Admit it, you're already falling for me.

You know you love,

Bianca

Friday, July 29, 2011

I kind of wish I could win an Oscar or Emmy or something so I could give a huuge thank you speech and be like:

"Right. And I need to thank the people who've made me who I am today. Amanda _____, Tara ________, Jordan ________, and Michelle _________ for being there through all the years. The only people who I still love and care for from all those years ago. For growing up together."

And then I hope Katrina is watching, and I hope that she's really pissed off.

Friday, July 22, 2011

The best day of my life wasn't a day. It was a week. May 25, 2010 to May 29, 2010. Everything about it... I can't describe, and I don't want to, but it makes me feel. Really, really good. It wasn't the last I was really happy, but it was close. And if I could go back and change everything. I wouldn't dare touch that five days. Not for the world.

Actually. If I could redo this whole year. I wouldn't touch anything. And I know that anyone reading this that read my past entries is probably wondering how much crack I smoked today, but I mean it. Because look at how happy everyone else is. I can't ruin that just so I can have friends.

Just looking at this year, I think they'll be all right--my friends, I mean. And I hope they are. I wish them all the best. Even if I don't exactly think Jordan and Amanda and Tara are best classified as friends, even though I want them to be. And yeah no. Katrina's not a friend. I'm still proud of them. All of them. Because they're everything I'll never add up.

I wish them all the best.

Because they deserve.

And I deserve my misery. I really, really do.

Thursday, June 23, 2011

One of Four "The End"

Freshman year is over. Praise the fucking Lord. I could go on and one about what I learned this year, what I can take from this new expierence. But I just can't. I'm too tired. I'm exhuasted of this terrible, terrible year.

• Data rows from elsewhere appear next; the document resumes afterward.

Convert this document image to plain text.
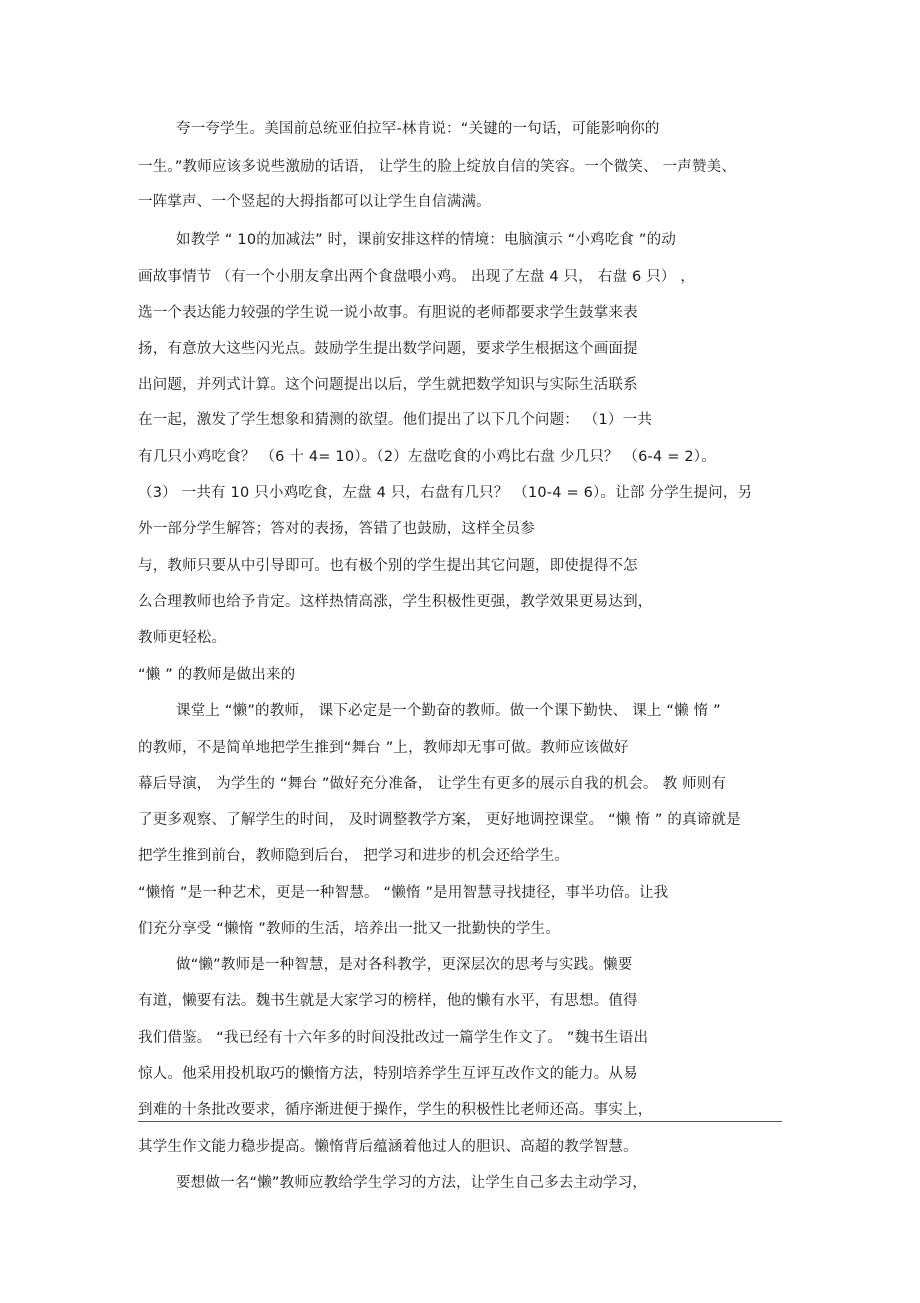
夸一夸学生。美国前总统亚伯拉罕-林肯说：“关键的一句话，可能影响你的
一生。”教师应该多说些激励的话语， 让学生的脸上绽放自信的笑容。一个微笑、 一声赞美、
一阵掌声、一个竖起的大拇指都可以让学生自信满满。
如教学 “ 10的加减法” 时，课前安排这样的情境：电脑演示 “小鸡吃食 ”的动
画故事情节 （有一个小朋友拿出两个食盘喂小鸡。 出现了左盘 4 只， 右盘 6 只） ，
选一个表达能力较强的学生说一说小故事。有胆说的老师都要求学生鼓掌来表
扬，有意放大这些闪光点。鼓励学生提出数学问题，要求学生根据这个画面提
出问题，并列式计算。这个问题提出以后，学生就把数学知识与实际生活联系
在一起，激发了学生想象和猜测的欲望。他们提出了以下几个问题： （1）一共
有几只小鸡吃食？ （6 十 4= 10）。（2）左盘吃食的小鸡比右盘 少几只？ （6-4 = 2）。
（3） 一共有 10 只小鸡吃食，左盘 4 只，右盘有几只？ （10-4 = 6）。让部 分学生提问，另
外一部分学生解答；答对的表扬，答错了也鼓励，这样全员参
与，教师只要从中引导即可。也有极个别的学生提出其它问题，即使提得不怎
么合理教师也给予肯定。这样热情高涨，学生积极性更强，教学效果更易达到，
教师更轻松。
“懒 ” 的教师是做出来的
课堂上 “懒”的教师， 课下必定是一个勤奋的教师。做一个课下勤快、 课上 “懒 惰 ”
的教师，不是简单地把学生推到“舞台 ”上，教师却无事可做。教师应该做好
幕后导演， 为学生的 “舞台 ”做好充分准备， 让学生有更多的展示自我的机会。 教 师则有
了更多观察、了解学生的时间， 及时调整教学方案， 更好地调控课堂。 “懒 惰 ” 的真谛就是
把学生推到前台，教师隐到后台， 把学习和进步的机会还给学生。
“懒惰 ”是一种艺术，更是一种智慧。 “懒惰 ”是用智慧寻找捷径，事半功倍。让我
们充分享受 “懒惰 ”教师的生活，培养出一批又一批勤快的学生。
做“懒”教师是一种智慧，是对各科教学，更深层次的思考与实践。懒要
有道，懒要有法。魏书生就是大家学习的榜样，他的懒有水平，有思想。值得
我们借鉴。 “我已经有十六年多的时间没批改过一篇学生作文了。 ”魏书生语出
惊人。他采用投机取巧的懒惰方法，特别培养学生互评互改作文的能力。从易
到难的十条批改要求，循序渐进便于操作，学生的积极性比老师还高。事实上，
其学生作文能力稳步提高。懒惰背后蕴涵着他过人的胆识、高超的教学智慧。
要想做一名“懒”教师应教给学生学习的方法，让学生自己多去主动学习，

I'm tired of being sad. I'm tired of losing my friends. I'm tired of being replaced. Of hating myself. Not being good enough. Not eating. Eating. I'm tired of being ugly and fat and short. And being angry and hating of everything. I'm tired of being so negative. I'm tired pining for my past. I'm tired of being alone. I'm tired of disappointments and disappointing. I'm tired of ripping out my hair. I'm tired of lying. I'm tired of trying to make someone (anyone) help me. I'm tired of being stupid. Of fucking everything up. Crying. Not being able to cry anymore. Of being being a bitch. Faking everything. Lying. Waiting for a better break. Being quiet. Watching everyone get sick. Fucking cancer. I'm tired of swearing and texting and this fucking computer. I'm tired of waiting to get into a car crash. Changing and change. I'm tired of people just walking out, and not giving a crap that I can't do it anymore.

I'm so tired of this year.

And I just want to go to sleep. Only if I do, I wonder whether or not I'll let myself wakeup?

Friday, June 17, 2011

I never wanted to see you get hurt. Unfortunately everything I say to you is irrelevant.

Excuse while I close my eyes, Tara.

Have fun getting your heart ripped out.

Sunday, June 12, 2011

See when I stop being such a control freak everything gets out of hand.

I should care that my best friend hates me, and I hate her right back. I just can't anymore. I don't have the energy, and I can't fucking deal with it. The truth is I'd rather be fighting with her because it'll hurt so much less when she moves to Georgia. Oh Tara, I can't take you right now. I can't take your accusing and yelling and freaking out at me. I just can't. I get it, your dad is a jerk. Welcome to the world where dad's suck. STFU. You /have/ to have the worst dad. I mean he talks shit about your mom, is bringing his twenty year girlfriend to the US, and hates the idea of you moving to a different region. But anything wrong with my dad is wrong, and I'm too dramatic. We all hate you because you blow us off. Actually we are done with your excuses. You don't have to lie, Tara, just say you don't like us anymore. Stop pretending. Don't complain about only having a half of summer when you want to move. Don't yell at me for you misreading Thursday for Saturday. Don't scream at me for not telling you what's happening in everyone's life when it's not my story to tell. Don't freak out just because I don't sound thrilled to speak to you.

I stopped calling because you stopped caring. I bet you didn't even notice. You don't care about us? Do you? You accused Jordan of changing into a slut when I told you what she did. Is that what friends are for?

You've changed too, Tara. Just as much as me. So maybe our new selves just can't handle each other.

And that kills me because I genuinely care about you. And I'm so scared for you because I know just how much you're not saying.

Secrets hurt. Tara. Haven't you done enough harm yet?

Just stop fucking with me because I'm done with this fake friendships. I am finished with being disposable for you and everyone else to use.

You know where to find me.

Sunday, June 5, 2011

I think I know why I've only gotten worse. The medical world is confusing place indeed. Stupid misdiagnosis, I'm smarter than you. Except not.

Sunday, May 29, 2011

At least Katrina had the balls to admit to ignoring me.

You were supposed to be my best friend, Tara.

I actually believed that too.

Fuck. Where did all the decent people go?